Home > Early life adversity and age acceleration at mid-life and older ages indexed using the next-generation GrimAge and Pace of Aging epigenetic clocks.

McCrory, Cathal and Fioriti, Giovanni and O'Halloran, Aisling M and Polidoro, Silvia and Vineis, Paolo and Kenny, Rose Anne (2022) Early life adversity and age acceleration at mid-life and older ages indexed using the next-generation GrimAge and Pace of Aging epigenetic clocks. Psychoneuroendocrinology, 137, p. 105643. https://doi.org/10.1016/j.psyneuen.2021.105643.

External website: https://www.sciencedirect.com/science/article/pii/...


Objective

This retrospective cross-sectional study was designed to explore whether the experience of childhood adversity was associated with epigenetic age acceleration in mid-life and older ages using the next generation GrimAge and Pace of Aging DNA methylation clocks.

 

Method

The study involved a sub-sample of 490 individuals aged 50–87 years of age participating in the Irish Longitudinal Study on Aging (TILDA); a large nationally representative prospective cohort study of aging in Ireland.
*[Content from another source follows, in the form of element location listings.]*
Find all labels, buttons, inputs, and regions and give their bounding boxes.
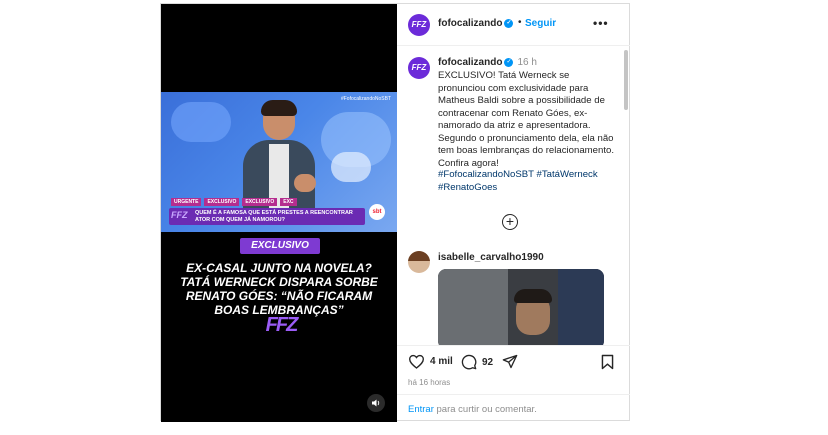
heart-icon[interactable]: [408, 354, 425, 369]
profile-avatar[interactable]: FFZ: [408, 14, 430, 36]
post-side-panel: FFZ fofocalizando ✓ • Seguir ••• FFZ fofo…: [397, 4, 630, 420]
ffz-logo: FFZ: [265, 314, 299, 336]
sbt-logo: sbt: [369, 204, 385, 220]
speaker-icon: [372, 399, 380, 407]
separator-dot: •: [518, 17, 522, 28]
caption-header: fofocalizando ✓ 16 h: [438, 57, 537, 68]
video-headline: EX-CASAL JUNTO NA NOVELA? TATÁ WERNECK D…: [180, 261, 378, 317]
header-username-wrap: fofocalizando ✓: [438, 18, 514, 29]
caption-text: EXCLUSIVO! Tatá Werneck se pronunciou co…: [438, 70, 614, 169]
caption-avatar[interactable]: FFZ: [408, 57, 430, 79]
commenter-username[interactable]: isabelle_carvalho1990: [438, 252, 544, 263]
commenter-avatar[interactable]: [408, 251, 430, 273]
comment-gif: [438, 269, 604, 345]
post-header: FFZ fofocalizando ✓ • Seguir •••: [397, 4, 630, 46]
exclusive-badge: EXCLUSIVO: [240, 238, 320, 254]
add-comment-bar: Entrar para curtir ou comentar.: [397, 394, 630, 421]
post-video[interactable]: #FofocalizandoNoSBT URGENTE EXCLUSIVO EX…: [161, 4, 397, 422]
verified-icon: ✓: [504, 57, 514, 67]
caption-hashtags[interactable]: #FofocalizandoNoSBT #TatáWerneck #Renato…: [438, 169, 618, 194]
comment-action[interactable]: 92: [461, 354, 493, 370]
comment-icon[interactable]: [461, 354, 477, 370]
post-actions: 4 mil 92 há 16 horas Entrar para curtir …: [397, 345, 630, 420]
like-action[interactable]: 4 mil: [408, 354, 453, 369]
ffz-mini-logo: FFZ: [171, 210, 188, 220]
share-icon[interactable]: [502, 354, 518, 369]
news-strip-item: EXC: [280, 198, 297, 206]
login-prompt-text: para curtir ou comentar.: [433, 404, 537, 415]
studio-shape: [171, 102, 231, 142]
lower-third-text: QUEM É A FAMOSA QUE ESTÁ PRESTES A REENC…: [195, 210, 353, 223]
mute-button[interactable]: [367, 394, 385, 412]
comments-scrollbar[interactable]: [624, 50, 628, 110]
instagram-post: #FofocalizandoNoSBT URGENTE EXCLUSIVO EX…: [160, 3, 630, 422]
login-link[interactable]: Entrar: [408, 404, 434, 415]
news-strip-item: EXCLUSIVO: [242, 198, 278, 206]
video-frame: #FofocalizandoNoSBT URGENTE EXCLUSIVO EX…: [161, 92, 397, 232]
caption-time: 16 h: [517, 57, 537, 68]
post-time-ago: há 16 horas: [408, 378, 451, 387]
login-prompt: Entrar para curtir ou comentar.: [408, 404, 537, 415]
more-options-icon[interactable]: •••: [593, 16, 609, 30]
header-username[interactable]: fofocalizando: [438, 18, 502, 29]
verified-icon: ✓: [504, 18, 514, 28]
likes-count: 4 mil: [430, 356, 453, 367]
comments-section[interactable]: FFZ fofocalizando ✓ 16 h EXCLUSIVO! Tatá W…: [397, 47, 630, 345]
share-action[interactable]: [502, 354, 518, 369]
caption-username[interactable]: fofocalizando: [438, 57, 502, 68]
studio-shape: [331, 152, 371, 182]
load-more-comments-icon[interactable]: +: [502, 214, 518, 230]
save-action[interactable]: [601, 354, 614, 370]
video-hashtag: #FofocalizandoNoSBT: [340, 96, 391, 102]
follow-button[interactable]: Seguir: [525, 18, 556, 29]
news-strip: URGENTE EXCLUSIVO EXCLUSIVO EXC: [171, 198, 297, 206]
bookmark-icon[interactable]: [601, 354, 614, 370]
comments-count: 92: [482, 356, 494, 368]
news-strip-item: URGENTE: [171, 198, 202, 206]
news-strip-item: EXCLUSIVO: [204, 198, 240, 206]
lower-third-banner: FFZ QUEM É A FAMOSA QUE ESTÁ PRESTES A R…: [169, 208, 365, 225]
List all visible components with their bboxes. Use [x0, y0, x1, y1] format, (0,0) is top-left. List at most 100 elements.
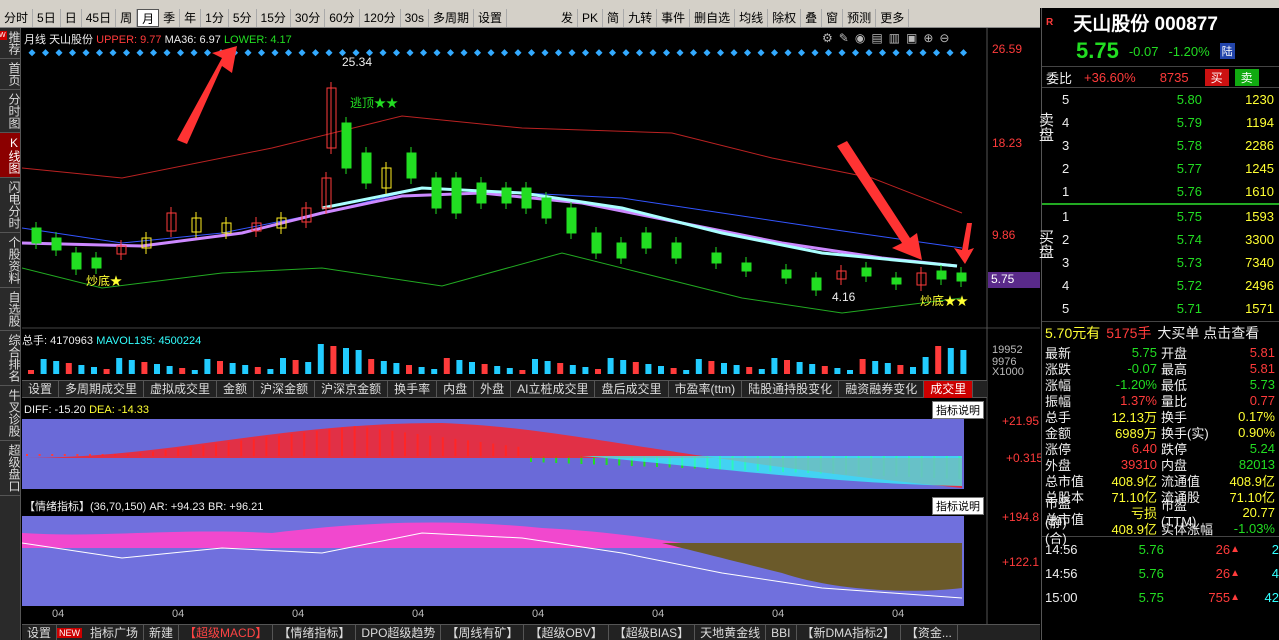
bottom-tab[interactable]: 设置 — [22, 624, 58, 640]
bottom-tab[interactable]: 新建 — [144, 624, 180, 640]
signal-diamond — [68, 49, 77, 57]
sidebar-item[interactable]: 综合排名 — [0, 331, 21, 386]
macd-explain-button[interactable]: 指标说明 — [932, 401, 984, 419]
sell-button[interactable]: 卖 — [1234, 68, 1259, 86]
tick-count: 42 — [1264, 589, 1279, 605]
toolbar-right-button[interactable]: 事件 — [657, 8, 691, 27]
volume-bar — [380, 361, 387, 374]
sidebar-item-label: 个股资料 — [7, 236, 21, 284]
period-button[interactable]: 15分 — [257, 8, 291, 27]
bottom-tab[interactable]: BBI — [766, 624, 797, 640]
zoom-in-icon[interactable]: ⊕ — [923, 31, 933, 45]
toolbar-right-button[interactable]: 均线 — [735, 8, 769, 27]
indicator-tab[interactable]: AI立桩成交里 — [511, 380, 596, 398]
bottom-tab[interactable]: 天地黄金线 — [695, 624, 767, 640]
sidebar-item[interactable]: K线图 — [0, 133, 21, 178]
volume-bar — [872, 361, 879, 374]
bottom-tab[interactable]: 【资金... — [901, 624, 958, 640]
indicator-tab[interactable]: 外盘 — [474, 380, 512, 398]
toolbar-right-button[interactable]: 叠 — [801, 8, 823, 27]
period-button[interactable]: 季 — [159, 8, 181, 27]
indicator-tab[interactable]: 沪深金额 — [254, 380, 316, 398]
indicator-tab[interactable]: 陆股通持股变化 — [742, 380, 840, 398]
volume-bar — [355, 350, 362, 374]
pen-icon[interactable]: ✎ — [839, 31, 849, 45]
sidebar-item[interactable]: 自选股 — [0, 288, 21, 331]
period-button[interactable]: 60分 — [325, 8, 360, 27]
period-button[interactable]: 30s — [401, 8, 429, 27]
volume-bar — [922, 357, 929, 374]
period-toolbar: 分时 5日日 45日周月季年 1分 5分 15分 30分 60分 120分 30s 多周期 设置 … — [0, 8, 1040, 28]
chart-area[interactable]: 月线 天山股份 UPPER: 9.77 MA36: 6.97 LOWER: 4.… — [21, 28, 1043, 628]
indicator-tab[interactable]: 成交里 — [924, 380, 974, 398]
period-button[interactable]: 月 — [137, 8, 160, 27]
period-button[interactable]: 1分 — [201, 8, 229, 27]
buy-button[interactable]: 买 — [1204, 68, 1229, 86]
total-volume-label: 总手: 4170963 — [22, 335, 93, 347]
r-badge-icon: R — [1046, 16, 1054, 28]
period-button[interactable]: 30分 — [291, 8, 326, 27]
period-button[interactable]: 45日 — [82, 8, 117, 27]
candle-body — [711, 252, 722, 264]
toolbar-right-button[interactable]: 窗 — [822, 8, 844, 27]
signal-diamond — [28, 49, 36, 57]
volume-axis-unit: X1000 — [992, 366, 1024, 378]
toolbar-right-button[interactable]: 发 — [557, 8, 579, 27]
period-button[interactable]: 分时 — [0, 8, 34, 27]
indicator-tab[interactable]: 多周期成交里 — [59, 380, 145, 398]
up-arrow-icon: ▲ — [1230, 591, 1241, 603]
indicator-tab[interactable]: 设置 — [22, 380, 60, 398]
period-button[interactable]: 年 — [180, 8, 202, 27]
toolbar-right-button[interactable]: 九转 — [624, 8, 658, 27]
indicator-tab[interactable]: 沪深京金额 — [315, 380, 389, 398]
multi-period-button[interactable]: 多周期 — [429, 8, 474, 27]
toolbar-right-button[interactable]: 除权 — [768, 8, 802, 27]
sidebar-item[interactable]: 牛叉诊股 — [0, 386, 21, 441]
arbr-explain-button[interactable]: 指标说明 — [932, 497, 984, 515]
big-order-vol: 5175手 — [1106, 325, 1152, 341]
signal-diamond — [419, 49, 428, 57]
eye-icon[interactable]: ◉ — [855, 31, 865, 45]
toolbar-settings-button[interactable]: 设置 — [474, 8, 508, 27]
period-button[interactable]: 120分 — [360, 8, 401, 27]
period-button[interactable]: 5分 — [229, 8, 257, 27]
bottom-tab[interactable]: 【新DMA指标2】 — [797, 624, 901, 640]
indicator-tab[interactable]: 金额 — [217, 380, 255, 398]
indicator-tab[interactable]: 市盈率(ttm) — [669, 380, 743, 398]
toolbar-right-button[interactable]: 简 — [603, 8, 625, 27]
indicator-tab[interactable]: 盘后成交里 — [595, 380, 669, 398]
bottom-tab[interactable]: 【情绪指标】 — [273, 624, 357, 640]
toolbar-right-button[interactable]: 预测 — [843, 8, 877, 27]
period-button[interactable]: 日 — [61, 8, 82, 27]
sidebar-item-label: 综合排名 — [7, 334, 21, 382]
bottom-tab[interactable]: 【超级MACD】 — [179, 624, 274, 640]
period-button[interactable]: 5日 — [33, 8, 61, 27]
bottom-tab[interactable]: 【周线有矿】 — [441, 624, 525, 640]
trash-icon[interactable]: ▥ — [889, 31, 900, 45]
settings-icon[interactable]: ⚙ — [822, 31, 833, 45]
lock-icon[interactable]: ▣ — [906, 31, 917, 45]
indicator-tab[interactable]: 内盘 — [437, 380, 475, 398]
indicator-tab[interactable]: 融资融券变化 — [839, 380, 925, 398]
indicator-tab[interactable]: 换手率 — [388, 380, 438, 398]
zoom-out-icon[interactable]: ⊖ — [939, 31, 949, 45]
low-price-label: 4.16 — [832, 290, 856, 304]
bottom-tab[interactable]: 指标广场 — [85, 624, 145, 640]
kline-chart-svg[interactable] — [21, 28, 1040, 628]
sidebar-item[interactable]: 闪电分时 — [0, 178, 21, 233]
sidebar-item[interactable]: 超级盘口 — [0, 441, 21, 496]
print-icon[interactable]: ▤ — [871, 31, 882, 45]
sidebar-item[interactable]: 个股资料 — [0, 233, 21, 288]
sidebar-item[interactable]: 首页 — [0, 59, 21, 90]
indicator-tab[interactable]: 虚拟成交里 — [144, 380, 218, 398]
period-button[interactable]: 周 — [116, 8, 138, 27]
sidebar-item[interactable]: 推荐NEW — [0, 28, 21, 59]
toolbar-right-button[interactable]: 更多 — [876, 8, 910, 27]
bottom-tab[interactable]: 【超级OBV】 — [524, 624, 609, 640]
bottom-tab[interactable]: 【超级BIAS】 — [609, 624, 696, 640]
toolbar-right-button[interactable]: PK — [578, 8, 604, 27]
big-order-row[interactable]: 5.70元有 5175手 大买单 点击查看 — [1042, 322, 1279, 344]
bottom-tab[interactable]: DPO超级趋势 — [356, 624, 442, 640]
toolbar-right-button[interactable]: 删自选 — [690, 8, 736, 27]
sidebar-item[interactable]: 分时图 — [0, 90, 21, 133]
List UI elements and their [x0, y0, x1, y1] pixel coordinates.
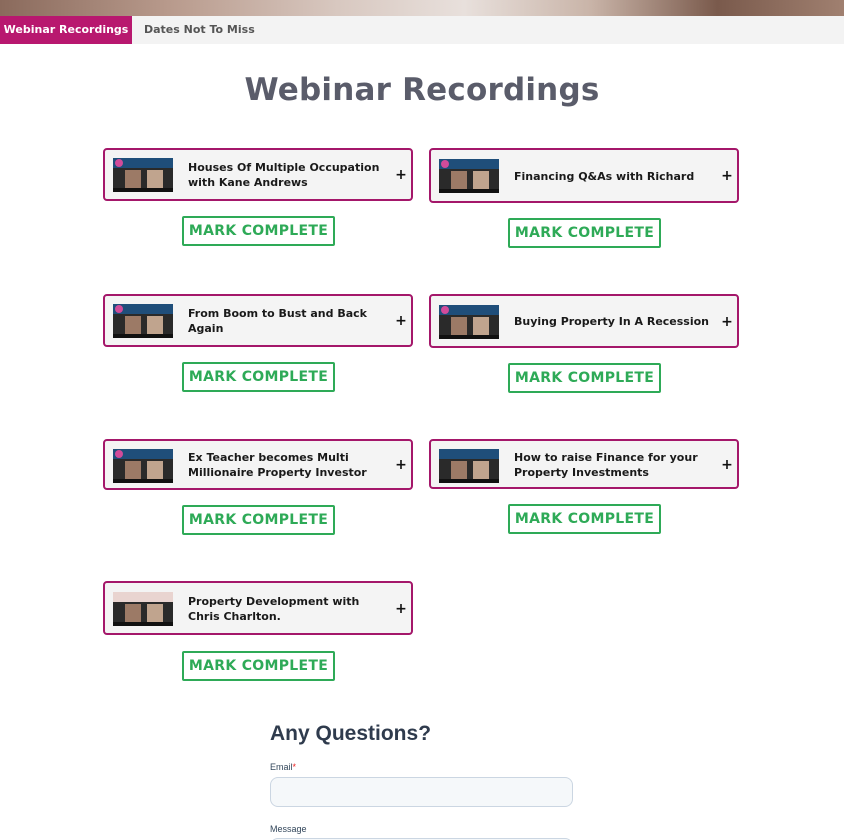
mark-complete-button[interactable]: MARK COMPLETE	[182, 216, 335, 246]
recording-title: Buying Property In A Recession	[514, 314, 710, 328]
video-thumbnail	[113, 592, 173, 626]
email-label: Email*	[270, 762, 296, 772]
expand-plus-icon[interactable]: +	[721, 169, 733, 183]
recording-card[interactable]: Houses Of Multiple Occupation with Kane …	[103, 148, 413, 201]
video-thumbnail	[113, 304, 173, 338]
tab-bar: Webinar Recordings Dates Not To Miss	[0, 16, 844, 44]
mark-complete-button[interactable]: MARK COMPLETE	[508, 504, 661, 534]
tab-dates-not-to-miss[interactable]: Dates Not To Miss	[134, 16, 265, 44]
mark-complete-button[interactable]: MARK COMPLETE	[182, 651, 335, 681]
mark-complete-button[interactable]: MARK COMPLETE	[182, 505, 335, 535]
recording-title: Financing Q&As with Richard	[514, 169, 695, 183]
recording-card[interactable]: Financing Q&As with Richard +	[429, 148, 739, 203]
video-thumbnail	[113, 449, 173, 483]
email-label-text: Email	[270, 762, 293, 772]
page-title: Webinar Recordings	[244, 72, 600, 108]
expand-plus-icon[interactable]: +	[395, 314, 407, 328]
recording-card[interactable]: How to raise Finance for your Property I…	[429, 439, 739, 489]
video-thumbnail	[439, 159, 499, 193]
expand-plus-icon[interactable]: +	[721, 315, 733, 329]
tab-webinar-recordings[interactable]: Webinar Recordings	[0, 16, 132, 44]
expand-plus-icon[interactable]: +	[395, 458, 407, 472]
message-label: Message	[270, 824, 307, 834]
video-thumbnail	[113, 158, 173, 192]
video-thumbnail	[439, 449, 499, 483]
video-thumbnail	[439, 305, 499, 339]
expand-plus-icon[interactable]: +	[721, 458, 733, 472]
required-marker: *	[292, 762, 297, 772]
email-field[interactable]	[270, 777, 573, 807]
recording-title: Houses Of Multiple Occupation with Kane …	[188, 161, 380, 189]
mark-complete-button[interactable]: MARK COMPLETE	[182, 362, 335, 392]
recording-card[interactable]: From Boom to Bust and Back Again +	[103, 294, 413, 347]
mark-complete-button[interactable]: MARK COMPLETE	[508, 363, 661, 393]
mark-complete-button[interactable]: MARK COMPLETE	[508, 218, 661, 248]
recording-title: Ex Teacher becomes Multi Millionaire Pro…	[188, 451, 367, 479]
recording-title: Property Development with Chris Charlton…	[188, 595, 360, 623]
recording-title: How to raise Finance for your Property I…	[514, 451, 698, 479]
expand-plus-icon[interactable]: +	[395, 168, 407, 182]
expand-plus-icon[interactable]: +	[395, 602, 407, 616]
recording-card[interactable]: Ex Teacher becomes Multi Millionaire Pro…	[103, 439, 413, 490]
recording-card[interactable]: Buying Property In A Recession +	[429, 294, 739, 348]
recording-title: From Boom to Bust and Back Again	[188, 307, 367, 335]
recording-card[interactable]: Property Development with Chris Charlton…	[103, 581, 413, 635]
header-banner-image	[0, 0, 844, 16]
questions-heading: Any Questions?	[270, 722, 432, 745]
Childhood adversity was ascertained via self-report using 5-items that were deemed to indicate potentially nefarious childhood exposures, including growing up poor, death of a parent, parental substance abuse in the family, childhood physical abuse, and childhood sexual abuse.

 

Results

Only childhood poverty was associated with significant epigenetic age acceleration according to the GrimAge and Pace of Aging clocks, hastening biological aging by 2.04 years [CI= 1.07, 3.00; p < 0.001] and 1.16 years [CI= 0.11, 2.21; p = 0.030] respectively. Analysis of the dose-response pattern revealed each additional adversity was associated with 0.69 years of age acceleration [CI= 0.23, 1.15; p = 0.004] according to the GrimAge clock. Mediation analysis suggested that lifetime smoking explains a substantial portion (>50%) of the excess risk of age acceleration amongst those who experienced childhood poverty.

 

Conclusions

This study adds to the growing body of evidence which implicates early life adversity, particularly deprivation as a potential precipitant of earlier biological aging, and implicates smoking-related changes to DNA methylation processes as a candidate pathway and mechanism through which the social environment gets transduced at a biological level to hasten the aging process.